For more details please refer : https://jupysql.ploomber.io/en/latest/compose.html#with-argument
Original error message from DB driver:
(duckdb.CatalogException) Catalog Error: Table with name first_cte does not exist!
Did you mean "pg_type"?
[SQL: WITH second_cte AS (
SELECT
sum(column1),
sum(column2) FILTER (column2 = 2)
FROM first_cte)
SELECT * FROM second_cte]
(Background on this error at: https://sqlalche.me/e/14/f405)
Note that the query fails because the clause FILTER (column2 = 2)
makes it difficult for the parser to extract the table name.
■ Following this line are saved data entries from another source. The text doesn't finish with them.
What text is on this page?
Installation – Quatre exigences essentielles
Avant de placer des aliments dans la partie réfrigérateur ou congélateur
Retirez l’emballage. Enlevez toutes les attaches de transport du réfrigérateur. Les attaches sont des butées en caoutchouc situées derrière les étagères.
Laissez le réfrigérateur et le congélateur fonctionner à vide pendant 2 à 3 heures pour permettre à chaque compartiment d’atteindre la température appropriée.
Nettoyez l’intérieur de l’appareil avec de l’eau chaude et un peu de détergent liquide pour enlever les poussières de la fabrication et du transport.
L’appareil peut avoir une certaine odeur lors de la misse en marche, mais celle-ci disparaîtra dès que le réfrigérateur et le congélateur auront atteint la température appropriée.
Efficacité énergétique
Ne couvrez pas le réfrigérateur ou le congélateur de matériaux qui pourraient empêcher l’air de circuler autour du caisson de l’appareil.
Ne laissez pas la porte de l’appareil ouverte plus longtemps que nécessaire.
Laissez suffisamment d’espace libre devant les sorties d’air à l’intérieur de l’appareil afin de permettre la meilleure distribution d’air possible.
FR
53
While this syntax works on some dialects like DuckDB
, the more common usage is to specify WHERE
clause as well, like FILTER (WHERE column2 = 2)
.
Now let’s run the same query by specifying --with
argument.
%%sql --with first_cte --save second_cte --no-execute
SELECT
sum(column1),
sum(column2) FILTER (column2 = 2)
FROM first_cte
%%sql
SELECT * FROM second_cte
sum(column1) | sum(column2) FILTER (WHERE (column2 = 2)) |
---|---|
1 | 2 |
ResultSet
: to convert to pandas, call .DataFrame()
or to polars, call .PolarsDataFrame()
Summary#
In the given example, we demonstrated JupySQL’s usage as a tool for managing large SQL queries in Jupyter Notebooks. It effectively broke down a complex query into smaller, organized parts, simplifying the process of analyzing a record store’s sales database. By using JupySQL, users can easily maintain and reuse their queries, enhancing the overall data analysis experience.